I have no objection to these giant shoe size phones being available, just that my only choice of phone now is an SE (and frankly I'd go back to iphone 4 size if anyone brought out a top end small phone). I'd buy a maxed out nano version of an X in a heartbeat at pretty much any price.

But what I'm really talking about is not myself but the thumb diagram in the article. It seems extraordinary to design a consumer product that is known to be uncomfortable. It's almost like the South Park It bike was released. I get that there was optimisation for eyes at the expense of hands (and portability, in a mobile device!) but the point of design is to balance constraints - it's a definition of bad design throw half of them out of the window.

you have to think about the non-alphabetical users who "type" by drawing characters/pictures. for them, the bigger the better. phones like the note 8 weren't designed for a western audience.
I'm not aware of any major language where even a significant minority of users input text by drawing characters. Most East Asian users type in some kind of romanization and then use predictive text to pick characters. In general, only elderly users tend to prefer drawing inputs.
concept-1 that is patent pending needs to use the bottom right space for the backspace button. many times i find myself stretching or having to regrip the phone to hit the stupid backspace because I made an error. no one patent my improvement on the inventor's patent pls. kthnxbai =)
I find testing new user experiences for something as established as a dial pad to be interesting.

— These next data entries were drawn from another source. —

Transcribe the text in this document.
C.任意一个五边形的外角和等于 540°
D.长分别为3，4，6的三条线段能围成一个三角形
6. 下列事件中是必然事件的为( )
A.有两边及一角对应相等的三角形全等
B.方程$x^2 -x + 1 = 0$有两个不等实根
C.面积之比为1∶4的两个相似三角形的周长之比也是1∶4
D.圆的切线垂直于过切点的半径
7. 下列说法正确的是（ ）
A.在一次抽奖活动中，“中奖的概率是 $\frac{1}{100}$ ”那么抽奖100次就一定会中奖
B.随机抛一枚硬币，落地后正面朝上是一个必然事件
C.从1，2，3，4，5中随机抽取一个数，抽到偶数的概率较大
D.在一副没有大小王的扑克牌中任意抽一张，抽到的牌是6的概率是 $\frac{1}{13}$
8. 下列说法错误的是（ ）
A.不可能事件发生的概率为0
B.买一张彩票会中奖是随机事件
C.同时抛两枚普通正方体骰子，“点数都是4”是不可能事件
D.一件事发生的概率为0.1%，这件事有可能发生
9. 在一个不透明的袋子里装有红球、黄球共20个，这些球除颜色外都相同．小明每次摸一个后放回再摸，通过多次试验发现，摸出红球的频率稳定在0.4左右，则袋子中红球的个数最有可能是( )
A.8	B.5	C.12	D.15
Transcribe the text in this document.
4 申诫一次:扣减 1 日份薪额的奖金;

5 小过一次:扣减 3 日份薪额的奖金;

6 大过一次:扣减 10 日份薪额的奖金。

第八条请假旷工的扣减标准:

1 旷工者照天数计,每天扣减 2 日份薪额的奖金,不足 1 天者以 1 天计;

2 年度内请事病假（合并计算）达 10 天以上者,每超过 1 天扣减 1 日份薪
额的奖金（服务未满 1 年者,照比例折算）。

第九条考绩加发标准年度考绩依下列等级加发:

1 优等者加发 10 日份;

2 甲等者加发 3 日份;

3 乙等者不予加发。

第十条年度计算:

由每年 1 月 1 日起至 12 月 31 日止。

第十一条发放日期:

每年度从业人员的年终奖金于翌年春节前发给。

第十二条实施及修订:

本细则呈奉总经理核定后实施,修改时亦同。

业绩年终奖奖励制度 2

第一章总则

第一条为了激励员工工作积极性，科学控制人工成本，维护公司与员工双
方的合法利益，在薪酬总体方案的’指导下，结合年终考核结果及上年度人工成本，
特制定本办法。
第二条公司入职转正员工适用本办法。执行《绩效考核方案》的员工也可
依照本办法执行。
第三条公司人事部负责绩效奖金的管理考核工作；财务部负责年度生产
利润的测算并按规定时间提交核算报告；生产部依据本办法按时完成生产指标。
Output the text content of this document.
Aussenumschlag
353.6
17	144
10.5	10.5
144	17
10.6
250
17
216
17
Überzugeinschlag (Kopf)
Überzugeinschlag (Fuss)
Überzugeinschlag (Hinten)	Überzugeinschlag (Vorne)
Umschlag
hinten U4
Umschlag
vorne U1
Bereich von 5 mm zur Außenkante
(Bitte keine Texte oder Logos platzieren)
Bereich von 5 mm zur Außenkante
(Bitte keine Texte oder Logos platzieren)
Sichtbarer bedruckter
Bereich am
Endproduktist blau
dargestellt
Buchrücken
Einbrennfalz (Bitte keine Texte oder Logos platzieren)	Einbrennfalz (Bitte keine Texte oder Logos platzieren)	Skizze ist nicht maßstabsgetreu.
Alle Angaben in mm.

This post mostly talks about changing the design for the dial pad to put more buttons within thumb reach, without going into many of the additional challenges.

For example, as others commented, many users primarily 'dial' their smartphone nowadays by tapping on somebody's face or going through their contact information. The cost of changing the experience may not be worth the added benefit. Along those same lines, it may well be that most dial pad users are not the owner of the phone, but somebody who borrows it to make a call or enter their own info. In that case, the experience should be familiar to them, regardless of whether the user has grown accustomed to a new dial pad. These are the kinds of factors I'd like to see discussed in researching a new dial pad experience.

Resistance to change on something like this is real. In developing a web-based phone app, people who were using computers, with keyboards, would still prefer to click on the buttons in the style of a traditional dial pad. To me, investigating those challenges are much more interesting than "Here are some designs; let's see which you say you like."

Whenever I am going to call someone, I use the dial pad but I start to type their name instead of their phone number. I feel like that is also pretty common so I wouldn't say this is something where the costs would outweigh the benefits.
Good point, even if I don't have them in my contact book with a name I still likely have called them previously, so I used the recent caller list and scroll + click on the number I recognize.

I wouldn't say dialing a new number is a common use case for me. But that doesn't mean people don't do it often enough to warrant research.

These generic "solved" UX issues are still things that millions of people do each day, given a billion phones, so it's well worth a modern UX study IMO.

I think I could see myself using the last one. Felt as natural to use as the current dial pad layout is compared to it's options.